Jeremiah and God's Anger
James Patrick Holding
... for I am merciful, saith the Lord, and I will not keep anger forever.
- Jeremiah 3:12
Ye have kindled a fire in mine anger, which shall burn forever.
- Jeremiah 17:4
Skeptic Sam Gibson tells us, "Apparently, the Lord was not so merciful with Judah for this second verse is aimed at them. They will not be given the chance to mend their ways and fly straight. Apparently, the author of this particular book was from the northern kingdom of Israel." Apparently, Sam isn't very good at reading things in their context -- or at reporting things honestly. Jeremiah 3:12 in full reads, "Go and proclaim these words toward the north, and say, Return, thou backsliding Israel, saith the LORD; and I will not cause mine anger to fall upon you: for I am merciful, saith the LORD, and I will not keep anger for ever." Sam leaves out the conditional part, which makes all the difference in the world: It is clear by chapter 17 that the conditions have or will not been fulfilled by the subject of the anger, and moreover, clear that the "will not" here is not an eternal absolute but a matter of the present situation in line with the ancient practice of hyperbole (in which "forever" is used to stress the seriousness of the action).
The Ebon website has 2 cents to put in on this, and it is mostly panic-button polemic. Ebon amusingly comments that my "response to this one is brief" and remarks, "if [Holding] was tired by now, I don't blame him." The joke is on him, since none of the linked items were composed at the time I responded to him. The response was made to Sam Gibson long before I ever knew Ebon existed. So much for that psychological trip.

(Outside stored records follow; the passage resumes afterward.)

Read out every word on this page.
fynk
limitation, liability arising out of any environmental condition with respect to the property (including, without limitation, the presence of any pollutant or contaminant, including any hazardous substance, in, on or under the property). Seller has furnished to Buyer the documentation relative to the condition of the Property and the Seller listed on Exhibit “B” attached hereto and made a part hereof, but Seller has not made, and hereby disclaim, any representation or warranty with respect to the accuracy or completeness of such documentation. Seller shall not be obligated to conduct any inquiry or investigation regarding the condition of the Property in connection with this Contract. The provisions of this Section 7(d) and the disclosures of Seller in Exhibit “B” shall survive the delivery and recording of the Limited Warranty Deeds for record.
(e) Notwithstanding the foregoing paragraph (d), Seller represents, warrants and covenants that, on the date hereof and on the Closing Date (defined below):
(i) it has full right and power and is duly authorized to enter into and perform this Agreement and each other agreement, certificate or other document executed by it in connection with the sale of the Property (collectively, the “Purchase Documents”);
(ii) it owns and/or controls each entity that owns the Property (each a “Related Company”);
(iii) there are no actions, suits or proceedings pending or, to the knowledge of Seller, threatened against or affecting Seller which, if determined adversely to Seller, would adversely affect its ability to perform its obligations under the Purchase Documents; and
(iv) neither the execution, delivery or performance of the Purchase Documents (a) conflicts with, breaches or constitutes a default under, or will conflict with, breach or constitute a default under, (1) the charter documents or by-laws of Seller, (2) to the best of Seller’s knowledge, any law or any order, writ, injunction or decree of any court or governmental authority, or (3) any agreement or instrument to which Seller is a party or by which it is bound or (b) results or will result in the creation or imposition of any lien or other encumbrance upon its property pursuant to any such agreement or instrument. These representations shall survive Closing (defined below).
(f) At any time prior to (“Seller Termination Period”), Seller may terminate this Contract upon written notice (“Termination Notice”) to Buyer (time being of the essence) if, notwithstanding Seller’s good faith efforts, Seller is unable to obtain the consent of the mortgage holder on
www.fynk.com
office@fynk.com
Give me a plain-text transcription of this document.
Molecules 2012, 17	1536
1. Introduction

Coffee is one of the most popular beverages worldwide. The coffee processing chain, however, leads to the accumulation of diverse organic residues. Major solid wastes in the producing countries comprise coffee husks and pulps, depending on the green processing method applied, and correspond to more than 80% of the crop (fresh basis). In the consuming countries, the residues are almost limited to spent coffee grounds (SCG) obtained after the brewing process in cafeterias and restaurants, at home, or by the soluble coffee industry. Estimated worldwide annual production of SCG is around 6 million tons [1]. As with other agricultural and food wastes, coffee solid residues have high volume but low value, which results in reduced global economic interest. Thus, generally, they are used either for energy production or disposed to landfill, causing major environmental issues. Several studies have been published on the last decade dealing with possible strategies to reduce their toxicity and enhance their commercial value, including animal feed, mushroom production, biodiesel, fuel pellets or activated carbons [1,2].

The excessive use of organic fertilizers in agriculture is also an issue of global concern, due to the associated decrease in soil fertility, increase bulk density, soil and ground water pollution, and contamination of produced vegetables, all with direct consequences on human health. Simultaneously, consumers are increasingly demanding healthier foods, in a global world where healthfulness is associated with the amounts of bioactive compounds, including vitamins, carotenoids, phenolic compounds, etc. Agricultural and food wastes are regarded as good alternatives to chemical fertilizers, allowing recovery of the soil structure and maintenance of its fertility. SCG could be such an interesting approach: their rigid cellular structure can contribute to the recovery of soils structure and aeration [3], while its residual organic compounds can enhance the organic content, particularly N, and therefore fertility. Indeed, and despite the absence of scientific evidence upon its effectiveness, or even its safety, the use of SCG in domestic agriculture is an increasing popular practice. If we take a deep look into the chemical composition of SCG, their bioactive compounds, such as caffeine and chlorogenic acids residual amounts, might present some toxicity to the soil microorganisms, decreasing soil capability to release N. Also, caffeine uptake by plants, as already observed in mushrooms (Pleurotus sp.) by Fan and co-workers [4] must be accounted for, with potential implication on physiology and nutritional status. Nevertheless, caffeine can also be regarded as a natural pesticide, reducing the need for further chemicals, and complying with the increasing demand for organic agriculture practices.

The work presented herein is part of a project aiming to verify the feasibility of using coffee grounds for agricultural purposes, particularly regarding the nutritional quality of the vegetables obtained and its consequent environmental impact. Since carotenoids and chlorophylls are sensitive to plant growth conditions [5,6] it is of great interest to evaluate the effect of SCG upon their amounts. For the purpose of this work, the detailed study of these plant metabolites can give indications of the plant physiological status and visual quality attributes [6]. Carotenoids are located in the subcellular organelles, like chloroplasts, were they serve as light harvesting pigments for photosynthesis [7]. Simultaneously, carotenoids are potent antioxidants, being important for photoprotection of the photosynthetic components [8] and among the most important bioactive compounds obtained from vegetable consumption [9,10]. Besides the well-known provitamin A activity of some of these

Ebon is confused about where I think the hyperbole is. It is in both passages, actually; and in fairness I did not when I composed this have a link to my (yet unwritten) item on hyperbole in ancient language, so we will somewhat excuse Ebon's ignorance here. (Though the meaning of the passages is clear enough but for the Skeptical tendency to out wooden-literal fundamentalist Christians) . However, rather than actually answer this argument, Ebon offers the straw man that such hyperbolic reading allegedly causes problems elsewhere. For example, he thinks it "would seem to create a considerable problem for the Christian idea that Hell is an eternal, endless punishment…" No it doesn't - see part 2 of this item. We are also weakly warned against the supposed dangers of "of interpreting the Bible too loosely and non-literally" as though it were as dangerous and addictive as eating Pringles. (That's what a disciplined mind and research is useful for, Ebon. How do we know the Resurrection is not a metaphor? Because we know a great deal about Jewish beliefs in Resurrection and how they worked; because the Gospels are in the format of narrative biography and not an "obscure" literary genre - hint: Earl is eating carrion with that "Gospels as midrash" idea). Beyond this Ebon imagines that the hyperbolic interpretation of 17:3 is contradicted by his wooden-literal reading of 17:2, where he interprets "discontinue" as a permanent cessation (no tendency to assume his own conclusion here!). Ebon fails to realize that a temporary failure of the Israelites to possess the land of the covenant is a discontinuity of their inheritance. This type of error would seem possible only in the case of one who assumes that the contradiction claims are legitimate without giving any consideration to the case advanced in favor of the contradiction. Throughout his screed, Ebon appears to regard the various texts as contradictory until proven otherwise and merely evidences his own limited experience with and exposure to relevant scholarship.